I felt a little bit conned by 20th Century Fox when I drove all the way into Chicago to see John McTiernan's new action movie "Die Hard," only to find out that I would be seeing a work print without music, sound effects or corrected color.

It was 1988 and this movie starred a pudgy, comic actor named Bruce Willis, star of the lighthearted TV series "Moonlighting." I braced for the worst.

When the actors fired their guns, no sound came out. When something blew up, no explosion. No music heightened the tension or augmented the few soft moments. The color looked splotchy, terrible.

An hour and 54 minutes later, I came out of "Die Hard" exhausted and giddy. This movie had me the moment a freshly buffed Willis blurted "Yipee ki yay!" I was prepared to award it four stars without the sound effects. Yes, it was that intense.

I relate this story as a preamble to my review of the fourth "Die Hard" sequel, John Moore's "A Good Day to Die Hard" to explain why it's a hollow echo of the original "Die Hard" experience.

Actually, it's worse than that, "Good Day" is a shallow, heartless, witless, soulless, poorly written, flabbily edited, big-budget Hollywood blockbuster saturated with numbing spectacle and unrelenting video-game gunplay.

This movie has been designed for the eyes and ears while paying minimal lip service to the heart and head, nothing like the 1988 original, a surprisingly personal drama about New York cop John McClane trying to save his estranged wife from harm.
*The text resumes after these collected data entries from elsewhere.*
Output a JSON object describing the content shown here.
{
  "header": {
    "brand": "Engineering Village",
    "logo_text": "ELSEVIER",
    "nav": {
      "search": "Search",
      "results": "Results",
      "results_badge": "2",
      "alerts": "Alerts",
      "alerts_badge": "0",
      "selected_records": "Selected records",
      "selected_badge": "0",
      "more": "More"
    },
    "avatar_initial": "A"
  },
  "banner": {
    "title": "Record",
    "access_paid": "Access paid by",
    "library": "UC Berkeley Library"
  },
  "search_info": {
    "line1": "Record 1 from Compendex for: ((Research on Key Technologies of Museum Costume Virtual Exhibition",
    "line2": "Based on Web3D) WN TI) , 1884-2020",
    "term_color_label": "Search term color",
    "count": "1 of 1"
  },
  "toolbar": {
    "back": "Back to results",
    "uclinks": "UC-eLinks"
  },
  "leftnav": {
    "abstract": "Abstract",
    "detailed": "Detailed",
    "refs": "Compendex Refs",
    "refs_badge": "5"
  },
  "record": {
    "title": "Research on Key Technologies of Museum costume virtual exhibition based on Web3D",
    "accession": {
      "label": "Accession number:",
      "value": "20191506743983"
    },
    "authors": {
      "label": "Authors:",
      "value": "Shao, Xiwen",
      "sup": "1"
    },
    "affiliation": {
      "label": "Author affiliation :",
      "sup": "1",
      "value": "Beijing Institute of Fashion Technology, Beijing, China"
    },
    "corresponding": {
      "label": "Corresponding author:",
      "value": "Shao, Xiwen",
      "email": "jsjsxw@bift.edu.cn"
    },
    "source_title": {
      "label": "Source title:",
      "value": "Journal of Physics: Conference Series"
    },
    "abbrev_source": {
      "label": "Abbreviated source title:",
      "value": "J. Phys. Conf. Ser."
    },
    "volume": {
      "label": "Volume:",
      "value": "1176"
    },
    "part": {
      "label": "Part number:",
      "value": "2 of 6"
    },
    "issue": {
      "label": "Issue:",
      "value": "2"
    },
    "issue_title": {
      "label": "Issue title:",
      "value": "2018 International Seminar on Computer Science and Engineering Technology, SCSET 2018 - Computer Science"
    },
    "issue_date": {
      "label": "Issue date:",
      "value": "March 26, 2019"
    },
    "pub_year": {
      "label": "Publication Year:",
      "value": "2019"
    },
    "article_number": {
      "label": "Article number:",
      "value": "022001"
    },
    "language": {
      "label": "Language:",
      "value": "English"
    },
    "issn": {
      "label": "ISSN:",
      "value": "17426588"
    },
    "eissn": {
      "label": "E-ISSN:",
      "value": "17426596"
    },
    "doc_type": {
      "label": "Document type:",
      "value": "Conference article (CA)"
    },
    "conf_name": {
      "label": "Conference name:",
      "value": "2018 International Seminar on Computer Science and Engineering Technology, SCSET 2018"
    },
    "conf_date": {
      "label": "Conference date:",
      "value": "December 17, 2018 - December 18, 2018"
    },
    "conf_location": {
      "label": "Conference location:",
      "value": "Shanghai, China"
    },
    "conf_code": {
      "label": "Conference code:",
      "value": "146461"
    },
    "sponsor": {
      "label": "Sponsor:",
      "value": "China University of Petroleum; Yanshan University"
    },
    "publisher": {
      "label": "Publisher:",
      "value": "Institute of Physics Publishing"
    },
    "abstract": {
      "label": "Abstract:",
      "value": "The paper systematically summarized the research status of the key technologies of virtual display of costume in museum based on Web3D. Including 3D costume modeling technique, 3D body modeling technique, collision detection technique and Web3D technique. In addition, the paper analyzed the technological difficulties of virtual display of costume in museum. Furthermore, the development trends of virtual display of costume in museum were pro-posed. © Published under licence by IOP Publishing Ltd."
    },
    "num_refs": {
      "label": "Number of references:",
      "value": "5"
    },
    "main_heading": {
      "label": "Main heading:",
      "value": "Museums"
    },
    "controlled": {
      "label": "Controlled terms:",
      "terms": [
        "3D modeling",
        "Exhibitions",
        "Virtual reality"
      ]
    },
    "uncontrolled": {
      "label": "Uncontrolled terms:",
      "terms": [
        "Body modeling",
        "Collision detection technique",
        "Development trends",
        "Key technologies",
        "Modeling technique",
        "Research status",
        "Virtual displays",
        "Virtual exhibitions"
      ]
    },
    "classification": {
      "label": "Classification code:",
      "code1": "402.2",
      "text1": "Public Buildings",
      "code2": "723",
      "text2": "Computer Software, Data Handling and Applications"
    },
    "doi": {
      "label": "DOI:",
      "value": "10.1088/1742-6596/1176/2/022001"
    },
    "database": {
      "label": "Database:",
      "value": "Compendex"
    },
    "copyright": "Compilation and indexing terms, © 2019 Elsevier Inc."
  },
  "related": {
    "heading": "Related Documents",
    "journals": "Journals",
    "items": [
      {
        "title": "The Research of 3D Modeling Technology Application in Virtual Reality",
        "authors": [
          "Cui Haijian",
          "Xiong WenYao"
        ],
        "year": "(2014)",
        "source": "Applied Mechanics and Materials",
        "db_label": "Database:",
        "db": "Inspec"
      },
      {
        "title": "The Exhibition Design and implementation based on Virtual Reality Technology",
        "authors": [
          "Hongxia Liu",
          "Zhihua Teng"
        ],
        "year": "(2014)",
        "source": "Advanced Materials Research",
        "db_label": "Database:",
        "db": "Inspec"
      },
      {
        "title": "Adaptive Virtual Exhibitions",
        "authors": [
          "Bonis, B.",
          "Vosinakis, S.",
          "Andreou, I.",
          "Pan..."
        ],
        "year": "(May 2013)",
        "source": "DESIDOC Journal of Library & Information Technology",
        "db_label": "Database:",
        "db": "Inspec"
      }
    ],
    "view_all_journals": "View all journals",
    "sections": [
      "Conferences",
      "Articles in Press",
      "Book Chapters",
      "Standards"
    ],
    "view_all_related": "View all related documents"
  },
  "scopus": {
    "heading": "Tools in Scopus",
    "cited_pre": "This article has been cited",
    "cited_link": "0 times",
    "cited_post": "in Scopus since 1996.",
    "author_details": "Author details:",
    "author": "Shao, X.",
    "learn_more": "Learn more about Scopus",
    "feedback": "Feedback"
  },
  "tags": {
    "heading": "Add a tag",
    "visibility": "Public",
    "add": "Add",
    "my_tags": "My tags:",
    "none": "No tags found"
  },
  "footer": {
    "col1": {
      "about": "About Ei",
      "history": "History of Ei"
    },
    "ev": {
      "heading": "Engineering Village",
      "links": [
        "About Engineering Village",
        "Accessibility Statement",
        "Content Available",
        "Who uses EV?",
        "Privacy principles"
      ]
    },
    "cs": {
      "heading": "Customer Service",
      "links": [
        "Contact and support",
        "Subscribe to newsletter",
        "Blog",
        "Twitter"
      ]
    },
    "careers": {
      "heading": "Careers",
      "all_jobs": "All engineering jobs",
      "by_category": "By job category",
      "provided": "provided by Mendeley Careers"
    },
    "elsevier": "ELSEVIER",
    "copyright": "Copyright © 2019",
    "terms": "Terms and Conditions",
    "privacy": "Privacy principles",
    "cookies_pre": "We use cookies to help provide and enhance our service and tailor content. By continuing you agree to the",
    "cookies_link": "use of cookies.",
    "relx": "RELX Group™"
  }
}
In "Good Day," Willis keeps his much larger frame covered in loosefitting clothes as McClane travels to Russia to find his estranged and bitterly angry son Jack (Jai Courtney), not realizing he has secretly been working for the CIA to find a hidden stash of weapons-grade uranium.

At the 19-minute mark comes the first chase sequence, and it's an overkill doozy. A group of Russian gangsters detonates car bombs outside a courthouse where a dissident named Yuri (Sebastian Koch) is being tried on trumped-up charges, apparently because he refuses to turn over a valuable file to a sleazebag former partner.

Yuri escapes with Jack as the gangsters move in to finish off survivors. In seconds, Jack and Yuri in one vehicle are pursued by the gangsters - led by Alik (apparently the Russian version of Matt Dillon) - in a monster military truck out of "The Road Warrior." McClane steals a third vehicle and the steel-smashing, glass-shattering, tire-screeching, never-ending demolition derby begins.

Here, the combination of director John "Max Headroom" Moore and screenwriter Skip "The A-Team" Woods proves to be toxic.

The obligatory father-son reconciliation possesses the sincerity and emotion of a car collision. Far too early into the story, without provocation, the two macho guys halfheartedly declare their love for each other by saying intimate things such as "I've got your back."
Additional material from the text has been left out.